Really sharp breakdown, and the framing of "a self-improving loop without a gate is a self-deceiving loop" is exactly right. That's one of the hardest problems to get correct in this space.
On the held-out eval set: You've put your finger on the most critical invariant in the system. In AgentForge, the Gatekeeper (agentforge-gatekeeper) always gates on a separate eval set that the Optimizer never sees during the patch step. The Optimizer (agentforge-optimizer) runs candidate variants against a quick-eval 25-scenario subset - but the final promotion gate fires against the full held-out run database. These are enforced as separate database entries via the migration-tracked PostgreSQL schema (migrations/010_opt_tracking.sql), and the opt_best_agent_id on the parent run record tracks lineage so you can always trace which candidate beat which baseline on what data slice.
On preventing overfitting to the failure cluster: here's how the loop guards against it currently:
Mixed scenario composition at promotion time - The Scenario Generator (agentforge-scenarios) always produces a blend: 50% schema-derived, 30% adversarial, 20% domain-seeded. The Optimizer only sees the failure cluster subset to generate patches, but the Gatekeeper re-evaluates against the full distribution. If a prompt patch just memorizes the failure cluster, it'll fail the broader adversarial and schema-derived scenarios at the gate.
Three-gate promotion logic - The Gatekeeper applies: a Score Gate (+3% improvement over champion), a Regression Gate (≥99% pass on previously passing scenarios), and a Stability Gate (evaluated across 3 random seeds). The Regression Gate is the direct overfitting stopper - a patch that cherry-picks known failure modes, while regressing on previously passing scenarios will fail this gate.
auto_optimize with convergence termination - The loop terminates on converged / no_improvement / max_iterations rather than running unbounded. Each round, a candidate must improve by >1 percentage point on the subset to even be saved as a candidate. This prevents noisy hill-climbing from accumulating.

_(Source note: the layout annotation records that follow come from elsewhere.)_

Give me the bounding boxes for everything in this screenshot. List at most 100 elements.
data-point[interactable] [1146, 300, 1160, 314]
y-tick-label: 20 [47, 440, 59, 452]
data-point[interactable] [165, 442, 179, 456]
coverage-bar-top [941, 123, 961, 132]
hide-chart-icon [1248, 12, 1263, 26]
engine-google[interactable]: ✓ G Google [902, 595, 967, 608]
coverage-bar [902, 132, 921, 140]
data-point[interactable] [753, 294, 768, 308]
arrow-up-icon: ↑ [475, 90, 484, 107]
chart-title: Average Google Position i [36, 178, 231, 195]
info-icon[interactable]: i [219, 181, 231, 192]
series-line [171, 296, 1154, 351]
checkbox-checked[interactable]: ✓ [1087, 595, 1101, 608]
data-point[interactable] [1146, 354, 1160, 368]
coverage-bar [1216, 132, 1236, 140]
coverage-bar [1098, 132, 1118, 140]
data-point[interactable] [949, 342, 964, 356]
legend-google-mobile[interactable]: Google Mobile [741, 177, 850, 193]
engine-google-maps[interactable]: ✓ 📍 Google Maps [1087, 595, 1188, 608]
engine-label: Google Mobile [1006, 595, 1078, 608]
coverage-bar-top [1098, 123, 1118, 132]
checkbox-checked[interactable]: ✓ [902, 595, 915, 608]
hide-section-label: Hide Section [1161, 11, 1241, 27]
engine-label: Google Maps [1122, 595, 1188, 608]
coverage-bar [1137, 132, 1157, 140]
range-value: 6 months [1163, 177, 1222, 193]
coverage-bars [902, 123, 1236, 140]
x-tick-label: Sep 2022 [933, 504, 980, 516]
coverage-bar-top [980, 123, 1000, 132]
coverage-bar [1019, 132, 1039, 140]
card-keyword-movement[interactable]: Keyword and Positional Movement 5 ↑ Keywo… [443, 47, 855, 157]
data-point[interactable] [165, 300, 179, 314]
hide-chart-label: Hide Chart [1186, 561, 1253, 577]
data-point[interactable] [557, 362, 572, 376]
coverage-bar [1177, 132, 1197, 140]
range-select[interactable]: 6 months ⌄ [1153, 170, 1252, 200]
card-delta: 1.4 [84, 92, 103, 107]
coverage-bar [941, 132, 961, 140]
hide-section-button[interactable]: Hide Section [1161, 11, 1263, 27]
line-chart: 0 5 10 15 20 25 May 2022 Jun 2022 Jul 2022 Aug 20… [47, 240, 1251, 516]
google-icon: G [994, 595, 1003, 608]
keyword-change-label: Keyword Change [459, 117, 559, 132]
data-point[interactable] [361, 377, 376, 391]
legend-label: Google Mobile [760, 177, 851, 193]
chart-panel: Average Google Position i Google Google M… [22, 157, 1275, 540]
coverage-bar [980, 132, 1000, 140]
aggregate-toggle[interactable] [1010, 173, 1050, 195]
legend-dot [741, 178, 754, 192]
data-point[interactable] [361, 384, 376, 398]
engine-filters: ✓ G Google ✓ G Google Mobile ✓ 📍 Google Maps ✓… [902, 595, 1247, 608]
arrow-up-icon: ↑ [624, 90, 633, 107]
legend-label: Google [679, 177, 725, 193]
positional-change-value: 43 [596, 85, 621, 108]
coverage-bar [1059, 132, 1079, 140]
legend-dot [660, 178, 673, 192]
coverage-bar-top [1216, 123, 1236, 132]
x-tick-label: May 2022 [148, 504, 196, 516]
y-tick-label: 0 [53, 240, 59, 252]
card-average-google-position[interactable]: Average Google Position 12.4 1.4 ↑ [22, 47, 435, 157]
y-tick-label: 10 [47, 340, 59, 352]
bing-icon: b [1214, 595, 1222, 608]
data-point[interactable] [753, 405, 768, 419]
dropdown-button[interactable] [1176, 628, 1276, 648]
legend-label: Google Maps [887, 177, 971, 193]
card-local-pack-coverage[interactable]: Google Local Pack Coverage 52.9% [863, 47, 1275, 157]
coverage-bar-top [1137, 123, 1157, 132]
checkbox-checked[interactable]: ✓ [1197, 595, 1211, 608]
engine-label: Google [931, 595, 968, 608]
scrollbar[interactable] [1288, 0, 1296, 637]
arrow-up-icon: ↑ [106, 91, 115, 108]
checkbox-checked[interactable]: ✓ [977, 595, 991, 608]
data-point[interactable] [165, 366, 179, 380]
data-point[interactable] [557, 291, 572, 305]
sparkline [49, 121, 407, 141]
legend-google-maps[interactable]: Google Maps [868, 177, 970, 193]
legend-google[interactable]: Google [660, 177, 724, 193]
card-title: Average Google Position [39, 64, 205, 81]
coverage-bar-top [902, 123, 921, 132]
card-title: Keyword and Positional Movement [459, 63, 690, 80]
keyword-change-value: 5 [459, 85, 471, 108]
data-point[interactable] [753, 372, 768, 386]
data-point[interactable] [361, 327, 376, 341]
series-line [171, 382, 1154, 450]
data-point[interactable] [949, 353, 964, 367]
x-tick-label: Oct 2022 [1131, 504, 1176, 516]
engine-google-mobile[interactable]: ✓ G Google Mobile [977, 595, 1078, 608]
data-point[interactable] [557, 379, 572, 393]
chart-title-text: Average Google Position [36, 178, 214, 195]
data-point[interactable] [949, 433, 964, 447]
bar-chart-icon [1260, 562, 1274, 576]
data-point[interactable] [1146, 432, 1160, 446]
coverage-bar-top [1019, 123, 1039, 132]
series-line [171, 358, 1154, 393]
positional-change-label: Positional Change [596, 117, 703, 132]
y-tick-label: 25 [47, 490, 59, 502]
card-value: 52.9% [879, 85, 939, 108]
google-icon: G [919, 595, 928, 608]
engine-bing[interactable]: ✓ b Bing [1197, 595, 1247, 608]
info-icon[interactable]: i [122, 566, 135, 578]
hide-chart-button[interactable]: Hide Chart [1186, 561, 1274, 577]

What's still an open problem (and where you're right to push): The eval set mutation risk - if you keep adding new scenarios derived from failure clusters back into the main eval pool, the gate can slowly drift toward optimizing the scorer. The current approach keeps the failure cluster as an input to the Optimizer only, not as a feedback signal to grow the eval set. A more principled future direction (on the roadmap) is a locked benchmark set akin to agentforge-benchmarks that's never touched by the improvement loop - similar to how GAIA/AgentBench are used as held-out evals.